L’offre est un acte juridique unilatéral réceptice (art. 1115). Cela signifie que l’offre ne produit des effets juridiques qu’à compter de sa réception par son destinataire, elle peut donc être librement rétractée tant qu’elle n’est pas parvenue à celui-ci. Ainsi, si le pollicitant souhaite rétracter son offre, il doit s’assurer que sa rétractation, qui est également un acte juridique unilatéral réceptice, parvienne au destinataire de l’offre avant cette dernière. Par exemple, si l’offre a été envoyée par courrier postal, le pollicitant pourra, avant que l’offre ne parvienne à son destinataire, contacter celui-ci par téléphone pour l’informer qu’il rétracte son offre. En pratique, en cas de litige, le pollicitant qui cherchera à établir la régularité de sa rétractation devra démontrer que celle-ci est parvenue au pollicitant avant l’offre, c’est-à-dire qu’il devra prouver la date de réception de l’offre et la date de réception de la rétractation.
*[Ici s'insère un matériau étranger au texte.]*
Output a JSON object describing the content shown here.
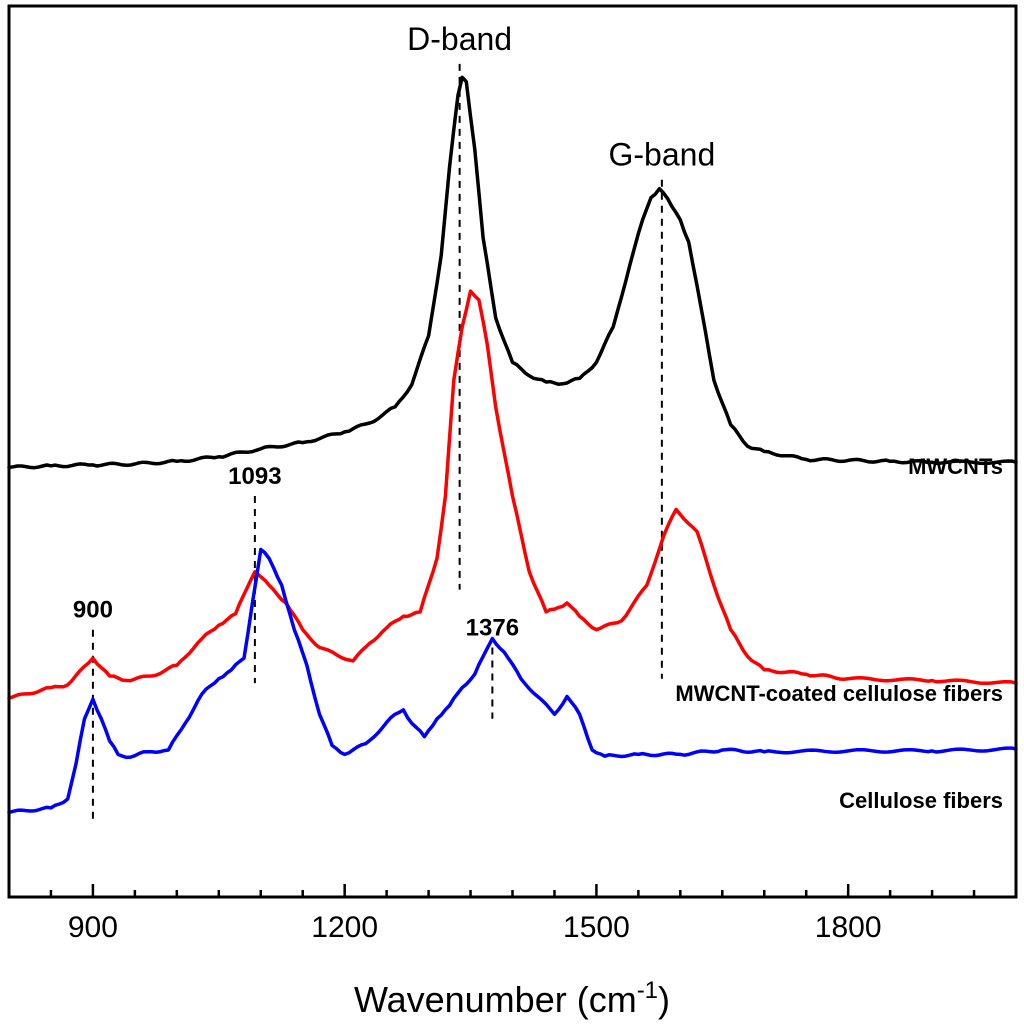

On remarque qu’il est question dans l’ordonnance de « rétractation » de l’offre et de « révocation » de la promesse unilatérale. Cette différence terminologique n’a pas de grande importance à l’heure actuelle, mais la doctrine et/ou la jurisprudence pourraient s’en saisir pour fonder de nouvelles différences de régime entre les deux mécanismes.

L’interdiction de rétracter l’offre à compter de sa réception (art. 1116, al. 1er). Dans un arrêt du 7 mai 2008, la troisième chambre civile de la Cour de cassation a jugé que « si une offre d’achat ou de vente peut en principe être rétractée tant qu’elle n’a pas été acceptée, il en est autrement au cas où celui de qui elle émane s’est engagé à ne pas la retirer avant une certaine époque »[3]. L’offre assortie d’un délai constitue ainsi un véritable engagement unilatéral de volonté qui interdit à son auteur de la rétracter avant la date prévue. L’ordonnance consacre cette solution.
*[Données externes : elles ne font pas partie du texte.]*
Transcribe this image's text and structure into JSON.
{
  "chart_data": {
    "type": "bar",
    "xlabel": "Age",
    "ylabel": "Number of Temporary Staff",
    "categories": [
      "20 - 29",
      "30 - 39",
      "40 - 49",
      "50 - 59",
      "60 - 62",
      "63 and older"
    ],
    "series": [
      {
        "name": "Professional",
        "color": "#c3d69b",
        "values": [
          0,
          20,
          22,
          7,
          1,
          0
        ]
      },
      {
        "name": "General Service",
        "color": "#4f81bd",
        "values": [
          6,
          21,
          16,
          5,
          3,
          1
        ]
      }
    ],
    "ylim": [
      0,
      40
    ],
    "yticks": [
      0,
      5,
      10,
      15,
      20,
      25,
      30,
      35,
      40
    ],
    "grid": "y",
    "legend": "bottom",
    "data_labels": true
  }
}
En revanche, en l’absence de délai exprès ou implicite, le régime de la rétractation de l’offre était beaucoup plus incertain. Il est vrai que la troisième chambre civile, par un arrêt du 20 mai 2009, a cassé un arrêt d’appel qui avait retenu la formation d’un contrat consécutive à l’acceptation d’une offre « sans rechercher si l’acceptation était intervenue dans le délai raisonnable nécessairement contenu dans toute offre de vente non assortie d’un délai précis »[4]. La Cour de cassation affirmant que « toute offre de vente non assortie d’un délai précis » contient « nécessairement » un « délai raisonnable », on pouvait penser que toute offre non assortie d’un délai devait néanmoins être maintenue pendant un « délai raisonnable ». La solution demeurait toutefois incertaine, puisque l’arrêt de 2009 ne concernait pas la rétractation d’une offre, mais l’acceptation d’une offre cinq ans après qu’elle ait été formulée, alors qu’elle n’avait jamais été rétractée. L’arrêt affirme donc que toute offre non assortie d’un délai devient caduque à l’expiration d’un délai raisonnable (solution aujourd’hui consacrée à l’article 1117, al. 1er), mais n’affirme pas directement que toute offre non assortie d’un délai doit être maintenue pendant un délai raisonnable. Il était ainsi possible de faire une distinction entre délai d’acceptation (délai à l’issu duquel l’offre devient caduque) et délai de maintien de l’offre (délai pendant lequel le pollicitant est obligé de maintenir son offre et ne peut la rétracter). Certains auteurs se demandaient par ailleurs s’il ne fallait pas distinguer selon que l’offre était faite au public ou à une personne déterminée. L’article 1116 lève toute incertitude : l’offre non assortie d’un délai doit être maintenue par le pollicitant pendant un délai raisonnable. Aucune distinction n’est faite selon que l’offre est adressée au public ou à une personne déterminée.

En résumé, toute offre doit désormais être maintenue par le pollicitant : pendant le délai prévu si elle est assortie d’un délai, pendant un délai raisonnable dans l’hypothèse inverse.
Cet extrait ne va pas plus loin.